“Rolodex” may be a dated word but regardless if you use it or a contact database, it is important to use it correctly.
How often do you comb through your contacts and reach out to people you haven’t spoken to in a while?
Do you ever weed people out?
Do you ever spend the time to really analyze your contacts and determine where the holes are?
In other words, what types of people should be in there but are not, and how do you go about connecting with them.
Needless to say, Linkedin and other vehicles have made connecting with others a lot easier, but the truth is that most people still don’t follow the old AT&T ad, “reach out and touch someone,” or if they do, they do it improperly.
Most people think that when they contact someone for business they will get a sale, or a lead, or something else.
They go into it thinking “what’s in it for me?” when they should have the mindset “what’s in it for them?”
By having that latter attitude, they are in a “customer service” state of mind which makes them more eager to help others versus serving themselves.
They strive to listen to the other person’s needs and desires and hopefully will be able to offer them some assistance – if not now, maybe down the road.
This is what relationship building is all about.
It takes time and maybe some hard work, but that’s what it takes for relationships to last regardless if it is work or personal.
We live in a world of instant gratification so it is difficult for many to be patient and slowly work on gaining another’s trust and respect.
Some may bombard a new contact with emails and phone calls, so it is necessary to understand how the person likes to be contacted and how often.
As an example, when you meet a person at a networking event, you may exchange business cards.

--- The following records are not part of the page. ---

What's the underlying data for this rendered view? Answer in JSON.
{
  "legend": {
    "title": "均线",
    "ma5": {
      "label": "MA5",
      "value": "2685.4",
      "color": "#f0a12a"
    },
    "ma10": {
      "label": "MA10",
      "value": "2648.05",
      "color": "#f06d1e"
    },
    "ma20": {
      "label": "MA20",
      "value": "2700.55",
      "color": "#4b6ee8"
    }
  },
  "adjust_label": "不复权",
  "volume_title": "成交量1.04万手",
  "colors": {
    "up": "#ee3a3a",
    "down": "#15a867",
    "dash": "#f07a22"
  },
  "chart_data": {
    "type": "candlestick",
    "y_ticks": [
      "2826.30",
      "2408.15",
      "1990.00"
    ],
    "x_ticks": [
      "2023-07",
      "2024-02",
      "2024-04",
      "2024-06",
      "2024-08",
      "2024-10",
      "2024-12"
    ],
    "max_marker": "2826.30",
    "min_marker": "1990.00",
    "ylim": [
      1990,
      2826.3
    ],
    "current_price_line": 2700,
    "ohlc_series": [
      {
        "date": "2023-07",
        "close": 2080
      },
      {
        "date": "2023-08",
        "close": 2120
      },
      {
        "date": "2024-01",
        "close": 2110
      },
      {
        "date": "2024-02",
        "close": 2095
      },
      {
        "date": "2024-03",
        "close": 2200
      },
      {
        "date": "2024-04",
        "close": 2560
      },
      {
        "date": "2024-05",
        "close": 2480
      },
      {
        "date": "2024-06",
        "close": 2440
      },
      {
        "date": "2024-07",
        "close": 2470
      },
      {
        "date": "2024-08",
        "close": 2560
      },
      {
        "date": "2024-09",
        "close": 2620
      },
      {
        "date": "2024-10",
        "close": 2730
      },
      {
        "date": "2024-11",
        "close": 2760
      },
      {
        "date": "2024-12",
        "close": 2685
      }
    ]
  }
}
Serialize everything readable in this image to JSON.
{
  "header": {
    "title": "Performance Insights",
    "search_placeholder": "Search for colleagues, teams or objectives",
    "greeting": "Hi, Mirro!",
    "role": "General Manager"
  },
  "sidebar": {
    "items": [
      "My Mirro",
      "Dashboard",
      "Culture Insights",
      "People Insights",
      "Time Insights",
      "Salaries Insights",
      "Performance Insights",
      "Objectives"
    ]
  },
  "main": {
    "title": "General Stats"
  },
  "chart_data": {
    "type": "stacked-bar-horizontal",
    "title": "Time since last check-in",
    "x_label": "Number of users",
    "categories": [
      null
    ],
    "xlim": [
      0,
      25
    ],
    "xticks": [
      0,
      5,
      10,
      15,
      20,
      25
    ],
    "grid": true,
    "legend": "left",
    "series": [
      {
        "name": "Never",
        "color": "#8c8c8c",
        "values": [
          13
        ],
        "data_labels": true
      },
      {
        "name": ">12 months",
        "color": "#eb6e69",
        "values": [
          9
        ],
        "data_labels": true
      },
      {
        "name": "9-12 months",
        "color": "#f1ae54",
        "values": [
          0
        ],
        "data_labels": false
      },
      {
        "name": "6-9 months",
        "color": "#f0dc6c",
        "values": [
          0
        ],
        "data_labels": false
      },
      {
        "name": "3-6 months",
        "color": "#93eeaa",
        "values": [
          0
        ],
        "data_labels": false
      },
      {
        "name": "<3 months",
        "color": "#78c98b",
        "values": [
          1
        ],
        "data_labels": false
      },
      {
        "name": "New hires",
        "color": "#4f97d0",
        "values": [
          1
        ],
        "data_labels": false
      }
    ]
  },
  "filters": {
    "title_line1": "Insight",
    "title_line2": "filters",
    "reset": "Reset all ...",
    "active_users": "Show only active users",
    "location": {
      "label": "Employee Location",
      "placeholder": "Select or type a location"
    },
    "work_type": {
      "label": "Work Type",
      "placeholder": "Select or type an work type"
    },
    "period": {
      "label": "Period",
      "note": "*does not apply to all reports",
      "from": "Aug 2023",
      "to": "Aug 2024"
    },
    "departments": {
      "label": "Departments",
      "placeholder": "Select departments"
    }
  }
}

At this point, you should try to ascertain if this person is worth scheduling a meeting or at least a phone call.
To not monopolize all their time, I usually say that I am sure the other person wants to meet other people, so I tell them that I will follow up with them the next day so we can schedule a time to talk more or to meet.
I always take the lead because I have learned that others may say they will contact me, but it may take them days or even weeks to do this.
If the person says they will not be around the next day, ask them when they will be in the office. If they seem evasive, take that as a clue to back off so just follow up with an email.
Regardless of how they react, always be courteous and do not be pushy.
I also feel my contact database should be shared with others.
As I peruse it periodically, I think about how some of my contacts could benefit from meeting others I know.
I will call/email each person separately and suggest someone that they should “meet” but I get their permission first before I just email both of them.
It always makes my day when I hear from both of them that they had a fruitful conversation.
Make it a habit to review and analyze your database every quarter.
Remember “out of sight, out of mind” so it is up to you to keep the relationships going strong.